Governor proposes $400M in economic relief amid pandemic


MARSHFIELD, Vt. (AP) — Vermont Gov. Phil Scott on Wednesday proposed a $400 million economic relief and recovery package funded by the federal economic rescue law known as the Cares Act to help employers and small businesses, including dairy farmers, struggling from the pandemic-induced shutdown.

“I know this has been a significant sacrifice for far too many, families who struggle with unemployment and businesses and entrepreneurs across the state who’ve seen their world and dreams evaporate right before their eyes through no fault of their own,” he said at a press briefing.

The first phase is $310 million to help businesses survive right now, he said. It includes grants for those most impacted, such as food and accommodation services, retail and agriculture; funding to assist landlords and renters; technical help for business owners; and an in-state marketing campaign to boost local buying, he said.

The second phase will be a $90 million investment to help the economy survive and be better equipped to thrive in the future, he said.

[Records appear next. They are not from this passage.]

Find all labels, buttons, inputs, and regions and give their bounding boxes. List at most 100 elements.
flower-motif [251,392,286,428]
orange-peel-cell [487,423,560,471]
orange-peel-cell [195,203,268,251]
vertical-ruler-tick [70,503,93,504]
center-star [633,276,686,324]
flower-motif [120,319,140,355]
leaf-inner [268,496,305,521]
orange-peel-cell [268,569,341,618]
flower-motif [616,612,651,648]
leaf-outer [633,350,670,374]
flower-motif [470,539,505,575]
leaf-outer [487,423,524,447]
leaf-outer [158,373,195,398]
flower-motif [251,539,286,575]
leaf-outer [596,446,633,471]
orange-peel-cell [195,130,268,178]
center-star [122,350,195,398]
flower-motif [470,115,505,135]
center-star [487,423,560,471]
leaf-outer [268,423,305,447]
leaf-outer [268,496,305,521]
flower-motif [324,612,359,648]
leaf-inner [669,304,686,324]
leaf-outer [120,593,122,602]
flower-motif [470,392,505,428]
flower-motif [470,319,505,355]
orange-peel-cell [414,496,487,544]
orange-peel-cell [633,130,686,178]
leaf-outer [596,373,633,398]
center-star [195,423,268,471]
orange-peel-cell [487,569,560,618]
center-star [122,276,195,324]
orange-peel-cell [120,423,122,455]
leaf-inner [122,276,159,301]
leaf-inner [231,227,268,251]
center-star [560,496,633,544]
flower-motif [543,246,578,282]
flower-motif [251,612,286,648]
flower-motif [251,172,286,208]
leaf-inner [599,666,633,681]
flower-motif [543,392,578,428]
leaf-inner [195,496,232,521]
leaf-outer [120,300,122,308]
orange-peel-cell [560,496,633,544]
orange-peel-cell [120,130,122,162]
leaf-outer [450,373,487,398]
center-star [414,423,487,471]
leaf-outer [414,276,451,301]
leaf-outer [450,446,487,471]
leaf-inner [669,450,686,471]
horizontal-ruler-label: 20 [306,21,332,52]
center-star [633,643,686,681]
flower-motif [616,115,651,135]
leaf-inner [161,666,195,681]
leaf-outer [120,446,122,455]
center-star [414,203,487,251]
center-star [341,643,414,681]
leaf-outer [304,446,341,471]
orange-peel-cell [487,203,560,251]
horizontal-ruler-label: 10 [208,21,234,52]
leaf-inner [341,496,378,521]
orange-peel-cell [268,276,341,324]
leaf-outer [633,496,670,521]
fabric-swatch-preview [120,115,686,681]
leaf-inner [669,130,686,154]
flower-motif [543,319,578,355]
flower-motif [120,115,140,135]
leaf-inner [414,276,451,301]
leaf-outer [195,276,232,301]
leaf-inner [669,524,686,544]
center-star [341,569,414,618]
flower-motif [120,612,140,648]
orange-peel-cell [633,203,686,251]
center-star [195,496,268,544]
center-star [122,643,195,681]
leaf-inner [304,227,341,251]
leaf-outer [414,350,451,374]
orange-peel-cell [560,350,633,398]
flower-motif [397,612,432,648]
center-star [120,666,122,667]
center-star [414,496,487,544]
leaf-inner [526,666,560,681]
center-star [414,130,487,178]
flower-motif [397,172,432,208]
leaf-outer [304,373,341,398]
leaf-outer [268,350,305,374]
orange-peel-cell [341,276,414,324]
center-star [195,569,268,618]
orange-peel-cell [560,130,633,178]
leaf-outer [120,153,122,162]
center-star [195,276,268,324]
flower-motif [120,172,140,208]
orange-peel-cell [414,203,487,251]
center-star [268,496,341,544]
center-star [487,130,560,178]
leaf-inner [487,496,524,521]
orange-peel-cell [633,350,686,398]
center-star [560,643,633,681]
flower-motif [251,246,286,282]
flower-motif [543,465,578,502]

“We believe the economic relief and recovery package we are proposing today is our first punch back at this virus,” said Commerce and Community Development Secretary Lindsay Kurrle.

The Legislature must approve the proposal. House Speaker Mitzi Johnson said she agrees with the governor that Vermonters need immediate investments to restart the economy. She said she wanted to make sure that the one-time funding is invested in getting Vermonters back on their feet “while creating a lasting impact for years to come, such as investments in broadband expansion, housing stock, a safe and healthy food supply chain, and emergency preparedness.”

The biggest part of the governor’s package is $250 million in grants and loans to businesses. That includes $150 million to be used for grants to those hardest hit sectors of food and accommodation services, retail and agriculture for expenses like rent, mortgage payments, utilities, inventory or other essential operating expenses, Kurrle said. The grants will be given out by the Vermont Department of Taxes and the Agency of Agriculture, Food and Markets. She said $80 million will be used for grants and low and no-interest loans to other businesses, which the Vermont Economic Development Authority will distribute.

The struggling dairy industry was hit with a sudden collapse in markets when restaurants, stores and schools closed. And the forecast is for milk prices paid to farmers to reach historic lows in the coming months, said Agriculture Secretary Anson Tebbetts. Vermont cheesemakers have reported sales losses ranging from 50% to 95%, he said. Under the governor’s proposal, $40 million would be allocated for payments to dairy farmers and $10 million to processors.

“It’s estimated that many dairy farms will not be able to pay their bills next month and five farmers and farms closed the first weekend in May and many more could be next if we do not act,” he said.